В голове отряда вышагивал буланый породистый конь, вышагивал осторожно, мягко; на нем сидел высокий безбородый витязь, закутанный в белое корзно.  Следом ехали два грузных всадника в дорогих доспехах, очень похожие друг на друга, рыжебородые, свирепые. За ними покачивалась в седлах дружина, поднявшая к небу копья, – человек сто. Ехали молча, глухо стучали копыта лошадей да позвякивали шлемы у седел. Через несколько минут приблизились настолько, что можно было разглядеть лицо каждого. Продолговатую, обрамленную гладко причесанными пепельными волосами голову витязя стягивал стальной обруч из двух скрепленных полос, серые глаза глядели бесстрастно, загар на лице лежал неровными ожоговыми пятнами. Пыльные усы тонким полумесяцем загибались к углам рта. У одного из рыжебородых лоб пересекала синяя вздувшаяся вена, у другого – от брови до уха через все лицо пролегал широкий синеватый шрам.

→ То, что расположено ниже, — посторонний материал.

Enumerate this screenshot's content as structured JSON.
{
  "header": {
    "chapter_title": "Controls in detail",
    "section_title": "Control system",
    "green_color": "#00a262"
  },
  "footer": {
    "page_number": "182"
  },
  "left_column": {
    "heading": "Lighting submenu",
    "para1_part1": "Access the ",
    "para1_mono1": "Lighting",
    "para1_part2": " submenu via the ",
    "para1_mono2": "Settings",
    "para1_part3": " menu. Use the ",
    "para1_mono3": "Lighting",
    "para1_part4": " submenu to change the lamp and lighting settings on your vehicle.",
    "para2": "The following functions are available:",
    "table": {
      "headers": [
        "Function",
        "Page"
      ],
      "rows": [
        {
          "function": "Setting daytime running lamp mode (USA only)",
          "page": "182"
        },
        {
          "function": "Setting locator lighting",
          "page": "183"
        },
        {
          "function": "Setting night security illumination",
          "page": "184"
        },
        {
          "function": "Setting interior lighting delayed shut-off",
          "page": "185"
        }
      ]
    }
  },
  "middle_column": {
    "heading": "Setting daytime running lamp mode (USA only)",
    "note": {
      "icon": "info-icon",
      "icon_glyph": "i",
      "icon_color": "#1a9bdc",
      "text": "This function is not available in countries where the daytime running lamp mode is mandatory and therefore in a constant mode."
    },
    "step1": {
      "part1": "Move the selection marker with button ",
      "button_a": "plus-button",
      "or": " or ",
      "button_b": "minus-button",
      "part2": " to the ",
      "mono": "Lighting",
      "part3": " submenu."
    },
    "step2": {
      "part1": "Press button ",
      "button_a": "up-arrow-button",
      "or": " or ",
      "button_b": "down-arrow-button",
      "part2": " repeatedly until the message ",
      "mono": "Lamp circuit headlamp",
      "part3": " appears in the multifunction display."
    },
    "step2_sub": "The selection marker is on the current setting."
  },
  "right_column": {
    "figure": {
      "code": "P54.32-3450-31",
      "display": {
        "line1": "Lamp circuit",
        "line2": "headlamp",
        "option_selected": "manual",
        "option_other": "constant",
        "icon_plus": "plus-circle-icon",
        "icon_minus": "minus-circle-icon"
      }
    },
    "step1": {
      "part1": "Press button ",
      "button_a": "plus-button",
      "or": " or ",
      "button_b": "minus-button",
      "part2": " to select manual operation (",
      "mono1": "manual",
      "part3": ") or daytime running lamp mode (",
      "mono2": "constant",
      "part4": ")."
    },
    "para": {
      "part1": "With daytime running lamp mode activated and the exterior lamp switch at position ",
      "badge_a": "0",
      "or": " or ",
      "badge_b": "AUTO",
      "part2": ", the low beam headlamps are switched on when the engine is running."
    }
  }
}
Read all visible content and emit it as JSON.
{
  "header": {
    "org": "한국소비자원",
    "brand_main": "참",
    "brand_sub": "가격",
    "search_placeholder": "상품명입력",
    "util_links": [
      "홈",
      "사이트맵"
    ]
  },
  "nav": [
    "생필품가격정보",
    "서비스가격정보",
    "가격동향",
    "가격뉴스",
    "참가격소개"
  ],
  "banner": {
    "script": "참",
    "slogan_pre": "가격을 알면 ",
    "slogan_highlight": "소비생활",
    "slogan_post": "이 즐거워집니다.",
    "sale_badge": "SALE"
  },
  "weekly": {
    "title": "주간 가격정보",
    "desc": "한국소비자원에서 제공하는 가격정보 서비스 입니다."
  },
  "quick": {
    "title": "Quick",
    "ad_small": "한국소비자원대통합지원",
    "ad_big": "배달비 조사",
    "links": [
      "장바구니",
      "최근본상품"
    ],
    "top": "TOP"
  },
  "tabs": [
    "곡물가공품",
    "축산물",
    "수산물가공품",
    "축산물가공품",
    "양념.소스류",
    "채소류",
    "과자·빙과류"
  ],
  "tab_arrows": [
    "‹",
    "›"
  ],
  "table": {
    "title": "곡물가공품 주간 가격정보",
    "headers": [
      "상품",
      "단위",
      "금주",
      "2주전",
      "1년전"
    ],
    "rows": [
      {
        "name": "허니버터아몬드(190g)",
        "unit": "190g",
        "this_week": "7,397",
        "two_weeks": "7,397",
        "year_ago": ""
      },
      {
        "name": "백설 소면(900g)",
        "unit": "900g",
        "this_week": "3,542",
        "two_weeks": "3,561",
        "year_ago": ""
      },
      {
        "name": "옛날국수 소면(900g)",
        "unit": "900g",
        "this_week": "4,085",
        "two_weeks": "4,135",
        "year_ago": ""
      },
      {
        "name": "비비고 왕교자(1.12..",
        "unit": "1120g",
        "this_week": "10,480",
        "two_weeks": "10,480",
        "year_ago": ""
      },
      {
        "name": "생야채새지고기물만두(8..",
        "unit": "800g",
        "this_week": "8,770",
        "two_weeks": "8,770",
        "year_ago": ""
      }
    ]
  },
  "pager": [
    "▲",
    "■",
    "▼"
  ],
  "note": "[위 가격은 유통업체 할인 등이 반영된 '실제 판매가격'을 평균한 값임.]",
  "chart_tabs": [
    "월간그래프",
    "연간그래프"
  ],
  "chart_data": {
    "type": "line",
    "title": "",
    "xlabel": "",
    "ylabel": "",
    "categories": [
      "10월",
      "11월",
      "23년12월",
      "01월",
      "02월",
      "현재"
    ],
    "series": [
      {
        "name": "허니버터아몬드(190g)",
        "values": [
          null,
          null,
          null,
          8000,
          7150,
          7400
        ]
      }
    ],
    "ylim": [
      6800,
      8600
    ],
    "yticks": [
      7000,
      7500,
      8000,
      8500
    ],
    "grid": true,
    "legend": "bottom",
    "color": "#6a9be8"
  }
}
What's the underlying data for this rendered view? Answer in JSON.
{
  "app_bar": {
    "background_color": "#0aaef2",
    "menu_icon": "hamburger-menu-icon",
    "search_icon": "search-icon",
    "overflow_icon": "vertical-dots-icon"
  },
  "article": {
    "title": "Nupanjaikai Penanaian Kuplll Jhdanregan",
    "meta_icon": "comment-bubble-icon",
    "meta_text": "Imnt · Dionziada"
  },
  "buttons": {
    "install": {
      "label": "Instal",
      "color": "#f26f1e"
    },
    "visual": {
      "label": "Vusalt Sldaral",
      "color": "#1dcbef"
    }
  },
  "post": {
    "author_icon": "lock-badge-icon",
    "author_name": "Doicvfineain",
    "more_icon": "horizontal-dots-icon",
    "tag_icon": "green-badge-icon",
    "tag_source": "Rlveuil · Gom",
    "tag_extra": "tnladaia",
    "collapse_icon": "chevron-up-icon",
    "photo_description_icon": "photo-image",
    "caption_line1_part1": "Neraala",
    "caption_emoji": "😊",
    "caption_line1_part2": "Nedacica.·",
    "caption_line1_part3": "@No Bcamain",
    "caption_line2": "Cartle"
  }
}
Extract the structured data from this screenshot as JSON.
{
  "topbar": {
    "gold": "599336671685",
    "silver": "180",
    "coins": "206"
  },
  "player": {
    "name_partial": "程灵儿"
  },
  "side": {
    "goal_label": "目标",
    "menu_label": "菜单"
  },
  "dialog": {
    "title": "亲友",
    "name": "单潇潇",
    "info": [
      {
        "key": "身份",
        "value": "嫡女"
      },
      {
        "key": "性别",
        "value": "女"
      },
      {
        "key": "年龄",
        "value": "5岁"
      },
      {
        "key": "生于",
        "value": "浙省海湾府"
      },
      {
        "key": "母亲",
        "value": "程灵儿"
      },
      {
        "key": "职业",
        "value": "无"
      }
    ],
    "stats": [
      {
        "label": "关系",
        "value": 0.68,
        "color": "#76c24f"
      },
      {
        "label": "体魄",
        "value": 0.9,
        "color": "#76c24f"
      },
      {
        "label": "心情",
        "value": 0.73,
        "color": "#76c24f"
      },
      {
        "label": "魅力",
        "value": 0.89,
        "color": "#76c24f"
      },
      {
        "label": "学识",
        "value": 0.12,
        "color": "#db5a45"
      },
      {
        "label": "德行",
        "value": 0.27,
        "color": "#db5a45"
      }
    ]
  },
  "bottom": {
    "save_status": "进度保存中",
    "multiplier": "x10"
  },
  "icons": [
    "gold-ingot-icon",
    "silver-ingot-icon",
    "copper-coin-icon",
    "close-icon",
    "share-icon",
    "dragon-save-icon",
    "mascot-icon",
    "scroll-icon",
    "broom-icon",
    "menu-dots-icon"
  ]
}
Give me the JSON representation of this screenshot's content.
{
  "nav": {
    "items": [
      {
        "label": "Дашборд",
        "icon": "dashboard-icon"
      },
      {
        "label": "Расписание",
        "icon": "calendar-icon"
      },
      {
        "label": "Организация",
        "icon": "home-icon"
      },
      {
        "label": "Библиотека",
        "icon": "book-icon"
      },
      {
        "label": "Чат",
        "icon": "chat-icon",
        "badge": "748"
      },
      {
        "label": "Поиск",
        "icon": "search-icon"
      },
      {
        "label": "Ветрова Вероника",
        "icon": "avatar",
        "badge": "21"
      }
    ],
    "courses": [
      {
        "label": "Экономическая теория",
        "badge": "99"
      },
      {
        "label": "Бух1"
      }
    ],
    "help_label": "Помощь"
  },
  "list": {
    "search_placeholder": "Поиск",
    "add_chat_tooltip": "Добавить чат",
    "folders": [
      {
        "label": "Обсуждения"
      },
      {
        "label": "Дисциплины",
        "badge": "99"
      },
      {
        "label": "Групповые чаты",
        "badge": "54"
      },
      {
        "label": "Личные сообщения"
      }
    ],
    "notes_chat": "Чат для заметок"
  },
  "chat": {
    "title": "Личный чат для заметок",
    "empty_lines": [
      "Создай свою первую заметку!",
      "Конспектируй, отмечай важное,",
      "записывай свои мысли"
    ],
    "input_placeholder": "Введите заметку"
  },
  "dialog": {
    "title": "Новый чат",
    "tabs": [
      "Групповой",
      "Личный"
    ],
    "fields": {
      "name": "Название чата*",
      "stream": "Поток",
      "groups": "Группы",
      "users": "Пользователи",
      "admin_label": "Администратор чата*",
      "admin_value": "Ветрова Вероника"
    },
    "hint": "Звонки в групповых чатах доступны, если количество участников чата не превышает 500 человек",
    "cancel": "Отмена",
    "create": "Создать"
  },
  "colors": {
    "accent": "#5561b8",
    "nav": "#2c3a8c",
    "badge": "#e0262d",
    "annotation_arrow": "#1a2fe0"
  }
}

«Меченые», – подумал Доброгаст.

Отряд вдруг остановился. Неподалеку из за поросшего кустарником холма высунулась поддетая копьем косматая шапка. Предводитель заметно оживился, выпрямился в седле и подогнал коня. Беспокойно озираясь, втянув головы в плечи, из за холма выехало трое печенегов.

Доброгаст даже глаза протер – уж не снится ли ему? Но нет, всадники съехались у куста, совсем рядом. Начал молодой, с колючими, как щетина ежа, волосами, кочевник. Все его скуластое лицо улыбалось, лоснились жирные щеки. Одет он был в зеленый полосатый халат, под которым, однако, чувствовалась надежная кольчужная сетка.